Complément à l'histoire administrative

Les lignes qui précèdent brossent bien sûr un portrait par trop sommaire. Elles constituent en quelque sorte l'armature sur laquelle nous poserons des blocs de renseignements supplémentaires, destinés, nous l'espérons, à fournir une compréhension plus générale du contexte de fonctionnement de la Montreal Tramways Company et de son insertion dans l'histoire de Montréal.

Au moment de l'incorporation de la Montreal Tramways Company en 1911, la ville de Montréal compte 554 781 personnes . Bon nombre d'entre elles ont déjà une longue habitude d'utilisation du transport en commun puisqu'en 1904, la Montreal Street Railway Company effectue le déplacement de 60 millions de passagers . Montréal est alors la capitale économique du Canada. Le coeur industriel de la métropole s'étend sur une mince bande qui suit le fleuve Saint-Laurent dans sa partie sud et le canal Lachine dans sa partie nord. Le développement économique fulgurant de Montréal en cette époque est tributaire de plusieurs facteurs, dont nous ne mentionnerons que ceux que nous estimons les plus importants pour la Montreal Tramways Company.
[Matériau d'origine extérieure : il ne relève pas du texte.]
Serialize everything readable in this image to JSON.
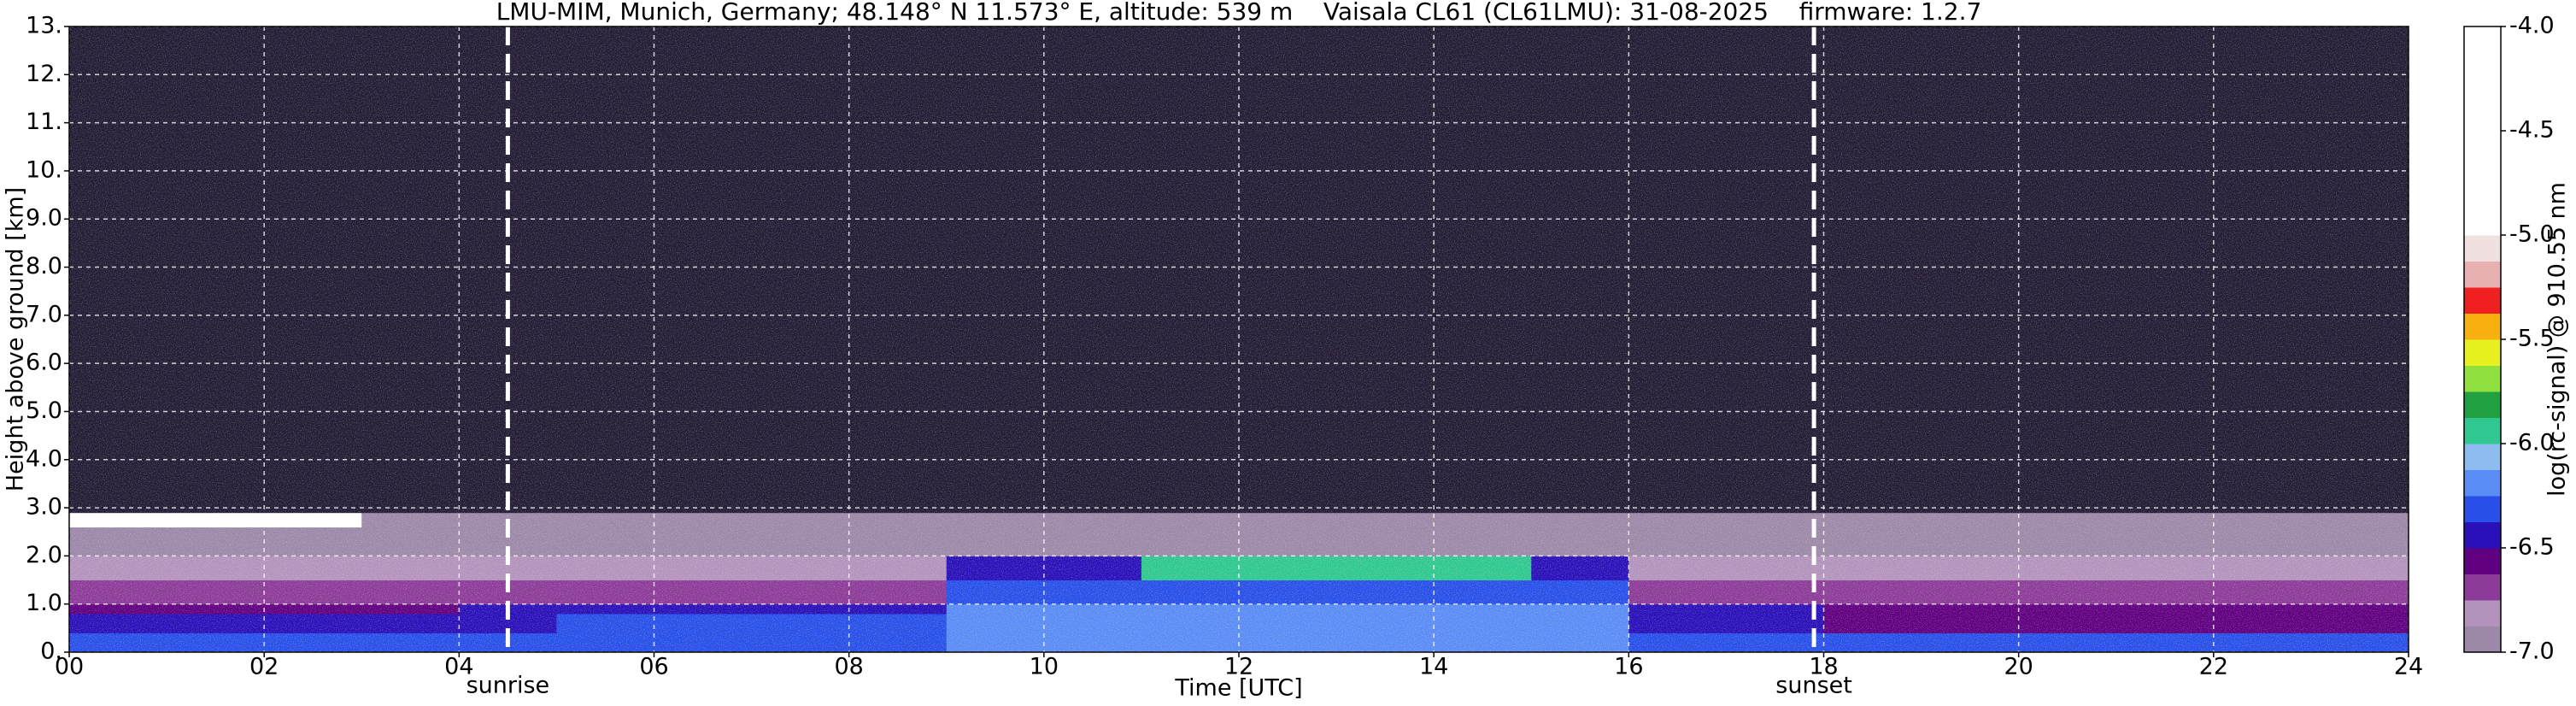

La position géographique de Montréal en fait un lieu de transit exceptionnellement bien situé pour assurer le transbordement de toutes sortes de marchandises en provenance ou en direction de l'intérieur ou de l'extérieur du continent. Produites ou transformées dans les multiples usines de la ville, ces marchandises nécessitent une main d'oeuvre considérable, qui doit se déplacer deux fois par jour pour aller et revenir du travail.

Autre facteur important, l'électrification de nombreuses rues de Montréal, à partir des années 1890, fait prendre conscience aux administrateurs de la Montreal Street Railway Company que cette nouvelle source d'énergie pourrait être une solution plus qu'avantageuse pour les tramways qui circulent dans les rues de Montréal. En effet, rappelons-nous qu'à cette époque les tramways sont tirés par des chevaux et que ces bêtes doivent tirer les lourds wagons de tramways au haut de plusieurs côtes à Montréal. A titre d'exemple, mentionnons la pente de la rue du Beaver Hall (18 mètres sur une distance de 275 mètres) et celles des rues Guy et Côte-des-Neiges (106 mètres sur une distance de 1570 mètres) . Par l'électrification des tramways, réalisée à partir de 1892, le réseau de la Montreal Street Railway Company connaît une hausse de popularité auprès des usagers qui apprécient désormais notamment la rapidité de ces véhicules pour leurs déplacements. Ainsi, en 1892, la Montreal Street Railway Company transporte 11 millions de passagers et, en 1912, la Montreal Tramways Company en transporte plus de 104 millions.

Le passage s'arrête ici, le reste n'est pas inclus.